End-to-end governance in Azure when using CI/CD

Azure Active Directory
Azure DevOps
Pipelines
Azure Resource Manager

When developing a governance model for your organization, it's important to remember that Azure Resource Manager is only one way to manage resources. Azure DevOps and continuous integration and continuous delivery (CI/CD) automation can be an unintentional security back-door if not properly secured. These resources should be protected by mirroring the role-based access control (RBAC) model used for Resource Manager.

The concept of end-to-end governance is vendor agnostic. The implementation described here uses Azure DevOps, but alternatives are also briefly mentioned.

Potential use cases

This reference implementation and demo is open source and intended to be used as a teaching tool for organizations who are new to DevOps and need to create a governance model for deploying to Azure. Please read this scenario carefully to understand the decisions behind the model used in this sample repository.

Any governance model must be tied to the organization's business rules, which are reflected in any technical implementation of access controls. This example model uses a fictitious company with the following common scenario (with business requirements):

  • Azure Active Directory (AD) groups that align with business domains and permissions models The organization has many vertical business domains, such as "fruits" and "vegetables," which operate largely independently. In each business domain, there are two levels or privileges, which are mapped to distinct *-admins or *-devs Azure AD groups. This allows developers to be targeted when configuring permissions in the cloud.

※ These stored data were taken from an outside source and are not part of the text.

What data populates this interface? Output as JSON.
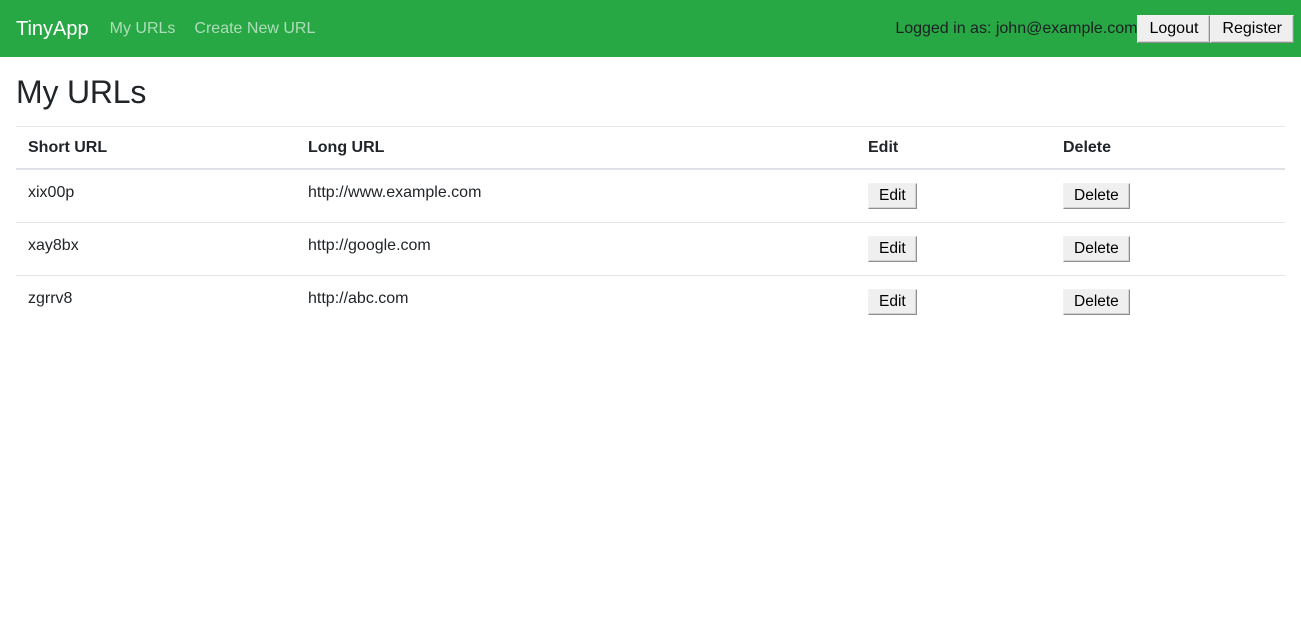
{
  "navbar": {
    "brand": "TinyApp",
    "links": [
      {
        "label": "My URLs"
      },
      {
        "label": "Create New URL"
      }
    ],
    "logged_in_text": "Logged in as: john@example.com",
    "logout_label": "Logout",
    "register_label": "Register",
    "background_color": "#28a745"
  },
  "page": {
    "title": "My URLs"
  },
  "table": {
    "headers": {
      "short": "Short URL",
      "long": "Long URL",
      "edit": "Edit",
      "delete": "Delete"
    },
    "rows": [
      {
        "short": "xix00p",
        "long": "http://www.example.com",
        "edit_label": "Edit",
        "delete_label": "Delete"
      },
      {
        "short": "xay8bx",
        "long": "http://google.com",
        "edit_label": "Edit",
        "delete_label": "Delete"
      },
      {
        "short": "zgrrv8",
        "long": "http://abc.com",
        "edit_label": "Edit",
        "delete_label": "Delete"
      }
    ]
  }
}
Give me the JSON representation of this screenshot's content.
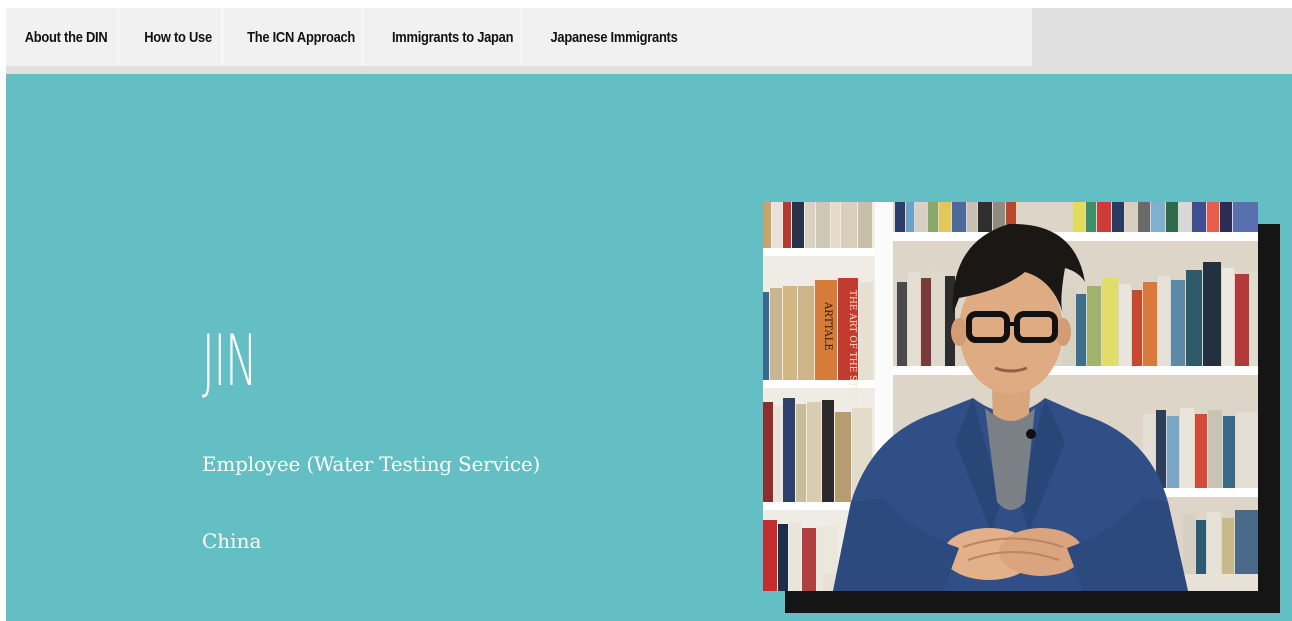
{
  "nav": {
    "items": [
      {
        "label": "About the DIN"
      },
      {
        "label": "How to Use"
      },
      {
        "label": "The ICN Approach"
      },
      {
        "label": "Immigrants to Japan"
      },
      {
        "label": "Japanese Immigrants"
      }
    ]
  },
  "profile": {
    "name": "JIN",
    "occupation": "Employee (Water Testing Service)",
    "country": "China"
  },
  "colors": {
    "hero_background": "#63bfc3",
    "nav_background": "#f1f1f1"
  },
  "photo": {
    "spine_texts": [
      "THE ART OF THE STORY",
      "ARTTALE"
    ]
  }
}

  • Deployment environments Every team has two environments:

    • Production. Only admins have elevated privileges.
    • Non-production. All developers have elevated privileges (to encourage experimentation and innovation).
  • Automation goals Every application should implement Azure DevOps not just for continuous integration (CI), but also for continuous deployment (CD). For example, deployments can be automatically triggered by changes to the Git repository.

  • Cloud journey so far The organization started with an isolated project model to accelerate the journey to the cloud. But now they are exploring options to break silos and encourage collaboration by creating the "collaboration" and "supermarket" projects.

This simplified diagram shows how branches in a Git repository map to development, staging, and production environments:

Simplified diagram of Git repository branches mapped to various web environments
Download an SVG of this diagram.

Architecture

This diagram shows how linking from Resource Manager and CI/CD to Azure Active Directory (Azure AD) is the key to having an end-to-end governance model.

End-to-end governance overview with Azure Active Directory at the center
Download an SVG of this architecture.

Note

To make the concept easier to understand, the diagram only illustrates the "veggies" domain. The "fruits" domain would look similar and use the same naming conventions.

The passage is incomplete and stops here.